编辑我检查了C ++ 11和C11标准,这是我发现:
C ++ 11,§18.4.1:
标题定义所有函数,类型,和
C11,§7.20.1.1:
typedef名称
intN_t
表示宽度为N的有符号整数类型,无填充位和二进制补码表示形式。因此,int8_t
表示这样一个宽度为8位的有符号整数类型。
$ b
是。根据C ++ 11标准的第5/4节(一般来说,任何表达式):
如果在计算表达式期间,结果不是数学定义的,或者不在其类型的
可表示值的范围内,则行为未定义。 [...]
二进制补码表示用于这些有符号类型的事实并不意味着算术模2 ^
关于无符号算法,另一方面,标准明确规定(第3.9.1节/ 4):
无符号整数,声明为
unsigned
,算术定律模2 ^ n 其中n是整数的特定大小的值表示中的位的数字
这意味着无符号算术运算的结果总是数学定义的,结果总是在可表示的范围内;因此,5/4不适用。脚注46解释了这一点:
46)这意味着无符号算术不会溢出,由结果
无符号整数类型表示的数字减去模数,该数字大于可以由
表示的最大值的一个数,得到无符号整数类型。
As we know, signed integer overflow is undefined behavior. But there is something interesting in C++11 cstdint
documentation:
signed integer type with width of exactly 8, 16, 32 and 64 bits respectively with no padding bits and using 2's complement for negative values (provided only if the implementation directly supports the type)
And here is my question: since the standard says explicitly that for int8_t
, int16_t
, int32_t
and int64_t
negative numbers are 2's complement, is still overflow of these types an undefined behavior?
Edit I checked C++11 and C11 Standards and here is what I found:
C++11, §18.4.1:
The header defines all functions, types, and macros the same as 7.20 in the C standard.
C11, §7.20.1.1:
The typedef name
intN_t
designates a signed integer type with width N, no padding bits, and a two’s complement representation. Thus,int8_t
denotes such a signed integer type with a width of exactly 8 bits.
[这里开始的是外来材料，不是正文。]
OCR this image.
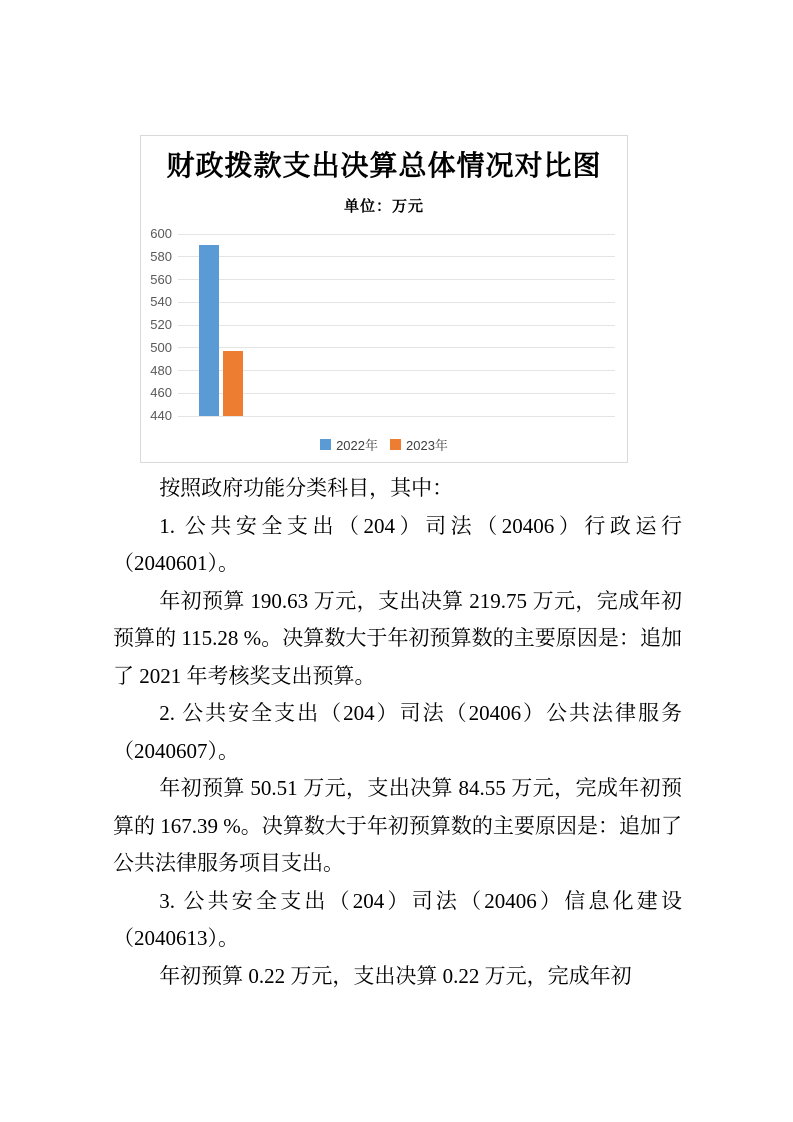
财政拨款支出决算总体情况对比图
单位：万元
440
460
480
500
520
540
560
580
600
2022年 2023年

按照政府功能分类科目，其中：

1. 公共安全支出（204）司法（20406）行政运行（2040601）。

年初预算 190.63 万元，支出决算 219.75 万元，完成年初预算的 115.28 %。决算数大于年初预算数的主要原因是：追加了 2021 年考核奖支出预算。

2. 公共安全支出（204）司法（20406）公共法律服务（2040607）。

年初预算 50.51 万元，支出决算 84.55 万元，完成年初预算的 167.39 %。决算数大于年初预算数的主要原因是：追加了公共法律服务项目支出。

3. 公共安全支出（204）司法（20406）信息化建设（2040613）。

年初预算 0.22 万元，支出决算 0.22 万元，完成年初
is still overflow of these types an undefined behavior?
Yes. Per Paragraph 5/4 of the C++11 Standard (regarding any expression in general):
If during the evaluation of an expression, the result is not mathematically defined or not in the range of representable values for its type, the behavior is undefined. [...]
The fact that a two's complement representation is used for those signed types does not mean that arithmetic modulo 2^n is used when evaluating expressions of those types.
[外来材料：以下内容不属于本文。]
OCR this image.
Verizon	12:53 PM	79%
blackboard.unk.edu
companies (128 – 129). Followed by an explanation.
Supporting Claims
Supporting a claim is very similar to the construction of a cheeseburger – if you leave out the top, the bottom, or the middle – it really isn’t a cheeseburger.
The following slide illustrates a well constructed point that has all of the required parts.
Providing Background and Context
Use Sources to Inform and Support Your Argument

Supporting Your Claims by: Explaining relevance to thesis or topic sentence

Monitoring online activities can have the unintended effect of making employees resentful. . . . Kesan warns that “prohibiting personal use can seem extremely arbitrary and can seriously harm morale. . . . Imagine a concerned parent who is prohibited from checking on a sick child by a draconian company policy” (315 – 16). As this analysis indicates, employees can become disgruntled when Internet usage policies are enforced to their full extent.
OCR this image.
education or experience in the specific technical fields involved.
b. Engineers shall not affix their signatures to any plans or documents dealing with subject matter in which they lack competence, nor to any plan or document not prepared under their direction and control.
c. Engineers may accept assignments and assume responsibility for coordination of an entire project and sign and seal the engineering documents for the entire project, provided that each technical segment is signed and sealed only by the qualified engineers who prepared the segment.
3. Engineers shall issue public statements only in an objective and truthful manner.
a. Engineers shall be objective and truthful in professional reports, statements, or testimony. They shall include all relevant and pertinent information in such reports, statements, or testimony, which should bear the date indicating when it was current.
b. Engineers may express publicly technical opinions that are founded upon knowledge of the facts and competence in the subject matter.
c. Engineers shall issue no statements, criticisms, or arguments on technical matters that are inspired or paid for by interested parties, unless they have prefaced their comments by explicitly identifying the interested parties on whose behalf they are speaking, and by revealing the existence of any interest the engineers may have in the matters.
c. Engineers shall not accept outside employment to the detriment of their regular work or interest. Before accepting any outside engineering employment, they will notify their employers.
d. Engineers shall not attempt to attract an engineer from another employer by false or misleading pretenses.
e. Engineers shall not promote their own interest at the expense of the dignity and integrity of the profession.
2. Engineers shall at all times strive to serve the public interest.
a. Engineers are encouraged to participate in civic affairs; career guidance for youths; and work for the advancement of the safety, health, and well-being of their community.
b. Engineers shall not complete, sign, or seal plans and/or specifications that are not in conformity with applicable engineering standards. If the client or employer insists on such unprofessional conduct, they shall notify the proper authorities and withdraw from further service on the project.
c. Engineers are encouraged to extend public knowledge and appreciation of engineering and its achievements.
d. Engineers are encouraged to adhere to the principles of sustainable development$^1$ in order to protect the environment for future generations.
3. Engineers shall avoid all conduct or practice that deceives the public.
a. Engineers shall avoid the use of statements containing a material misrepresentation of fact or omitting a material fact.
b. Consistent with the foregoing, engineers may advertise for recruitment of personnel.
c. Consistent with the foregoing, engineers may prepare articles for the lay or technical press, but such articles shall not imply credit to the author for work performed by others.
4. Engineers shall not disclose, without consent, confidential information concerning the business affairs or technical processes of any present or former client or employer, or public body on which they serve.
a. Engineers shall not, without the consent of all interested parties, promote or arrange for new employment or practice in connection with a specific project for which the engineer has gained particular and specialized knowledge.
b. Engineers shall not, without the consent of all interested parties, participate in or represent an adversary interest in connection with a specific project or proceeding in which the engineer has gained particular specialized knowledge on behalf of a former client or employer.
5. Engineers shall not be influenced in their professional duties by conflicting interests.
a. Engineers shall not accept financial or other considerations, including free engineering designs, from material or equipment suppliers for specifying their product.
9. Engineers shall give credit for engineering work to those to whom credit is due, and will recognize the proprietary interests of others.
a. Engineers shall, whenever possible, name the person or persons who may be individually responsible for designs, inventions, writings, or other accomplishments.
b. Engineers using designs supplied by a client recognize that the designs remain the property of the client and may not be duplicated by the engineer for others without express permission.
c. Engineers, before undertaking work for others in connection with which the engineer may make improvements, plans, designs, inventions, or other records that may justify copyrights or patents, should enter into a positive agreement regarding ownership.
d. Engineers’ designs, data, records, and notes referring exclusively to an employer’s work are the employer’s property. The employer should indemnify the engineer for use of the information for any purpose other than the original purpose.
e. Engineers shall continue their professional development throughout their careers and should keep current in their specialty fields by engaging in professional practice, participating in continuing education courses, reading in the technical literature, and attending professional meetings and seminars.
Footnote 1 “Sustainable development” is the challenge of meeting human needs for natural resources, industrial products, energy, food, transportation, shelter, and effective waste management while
Concerning unsigned arithmetic, on the other hand, the Standard explicitly specifies that (Paragraph 3.9.1/4):
Unsigned integers, declared
unsigned
, shall obey the laws of arithmetic modulo 2^n where n is the number of bits in the value representation of that particular size of integer
This means that the result of an unsigned arithmetic operation is always "mathematically defined", and the result is always within the representable range; therefore, 5/4 does not apply. Footnote 46 explains this:
46) This implies that unsigned arithmetic does not overflow because a result that cannot be represented by the resulting unsigned integer type is reduced modulo the number that is one greater than the largest value that can be represented by the resulting unsigned integer type.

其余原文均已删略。